Het geheim van samenwerken met kinderen
De Walace Collection in Londen zal bij velen bekend staan als een tamelijk traditioneel museum. Veel kunst, weinig uitleg en fluisterende bezoekers met parelkettingen dan wel leesbrillen. Dat dit museum ook een heel ander gezicht heeft blijkt uit de tentoonstelling ‘Shhh… it’s a secret!’ gemaakt in samenwerking met twaalf scholieren van een lokale basisschool. Ik hoorde over dit project tijdens een conferentie over Co-curation dat ik bijwoonde in het Science Museum in Londen. Niet alleen was een educatief medewerker van het museum aanwezig, maar ook twee van de deelnemende scholieren zaten aan de discussietafel. En dat kenmerkte direct het project. De kinderen waren niet aanwezig om even snel te bevestigen dat ze het ‘heel leuk’ hadden gevonden en een suffe vraag uit het publiek over hun favoriete object te beantwoorden. Nee, zij hadden de tentoonstelling gemaakt samen met het museum en dus gaven ze samen een presentatie over het project, het samenwerkingsproces en het succes van de uiteindelijke tentoonstelling. En elke vraag uit het publiek werd door alle drie de sprekers individueel beantwoord.
Uit de presentatie (waar menig ‘groot mens’ nog een puntje aan kan zuigen) bleek dat het hele project in het teken had gestaan van samenwerking en gelijkwaardigheid. En dat betekende niet alleen dat de kinderen het thema en de objecten kozen, maar ook dat zij verantwoordelijk waren voor een deel van de fondsenwerving, meeschreven aan de persberichten en de museumgidsen trainden. Iedereen die ooit in een groep heeft moeten samenwerken weet dat het een uitdaging is om twaalf neuzen dezelfde kant op te houden. Het kinderpanel was echter geen extra aanvulling van het tentoonstellingsteam, zij waren het tentoonstellingsteam. En als zodanig werden zij onderverdeeld in een team verantwoordelijk voor de interpretatie van de objecten, een financieel team, vormgevers en een marketing & pers afdeling.

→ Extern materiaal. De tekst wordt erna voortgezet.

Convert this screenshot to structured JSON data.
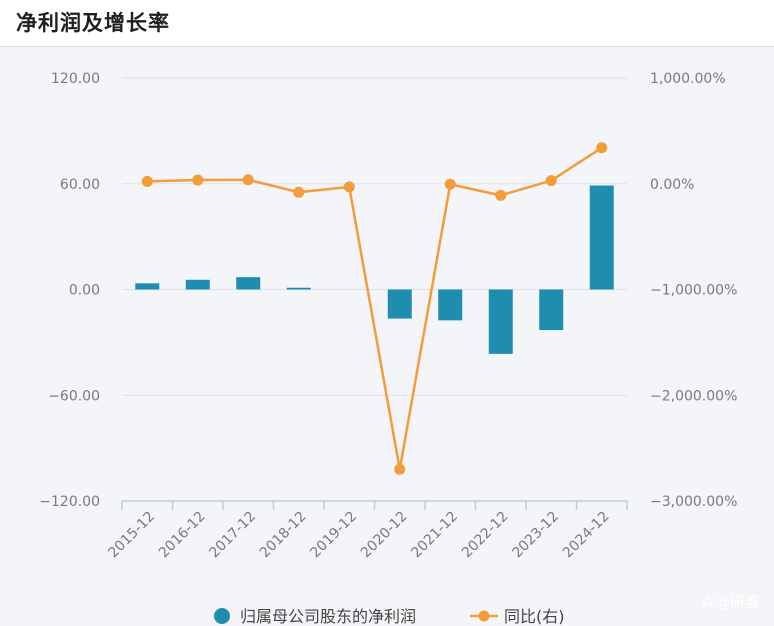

Natuurlijk gingen er ook dingen mis. Zo vertelde de kinderen hoe ze, toen ze opweggestuurd werden met rolstoelen om de toegankelijkheid van het museum te testen, verzeild raakten in een fictief riddertoernooi en hun eigenlijke opdracht even uit het oog verloren. En soms hadden ze gewoon zin om te spelen in plaats van eindeloos te vergaderen over een tekst of de objectkeuze. Samen met kinderen een tentoonstelling maken kost tijd. Heel veel tijd zelfs, volgens de educatief medewerkster. Maar het project leverde het museum ook onverwachte successen op. Niet alleen kreeg de tentoonstelling veel media-aandacht. Het museum gaf toe dat de kinderen een veel ‘volwassener’ kindertentoonstelling afleverden dan het museum zelf geproduceerd zou hebben. De educatief medewerkster vertelde dat tijdens de eerste brainstormsessies, toen er nog niet besloten was om met kinderen te werken, thema’s als Monsters, en Dieren in de Kunst over tafel waren gegaan, terwijl de kinderen uiteindelijk kozen voor een tentoonstelling over de verborgen verhalen van museumobjecten. Het werd geen tentoonstelling met primaire kleuren en grappige illustraties, maar een verzorgde tentoonstelling waarin voor de bezoeker niet alleen veel te zien, maar ook veel te doen was. Uiteindelijk waren sommige leden van het team zo enthousiast dat ze betrokken wilden blijven bij het museum. Zij zijn nu een nieuwe generatie kindergidsen aan het opleiden. Het museum is in gesprek met de middelbare scholen waar de kinderen binnenkort naartoe zullen vertrekken om te kijken of de samenwerking ook na die overstap in stand kan blijven.
Wat ik zo inspirerend vind aan dit project is dat het door alle partijen ontzettend serieus is genomen. Het was geen marketingstunt of een leuk project om sponsoren tevreden te houden. Het was een volwaardige samenwerking tussen het museum en een groep kinderen. Het bracht nieuwe doelgroepen en een frissen wind door een imposante, maar weinig dynamische collectie. Maar bovenal was het een project dat voor alle partijen even leerzaam, spannend, interessant en belonend was.
De tentoonstelling Shhh… It’s a Secret! was van 4 februari tot 28 maart 2010 te zien in de Wallace Collection in Londen.
Inspiratie voor dit artikel kwam van de conferentie Co-curation and the Public History of Science and Technology, dat van 22 t/m 24 oktober werd gehouden in het Science Museum, Londen.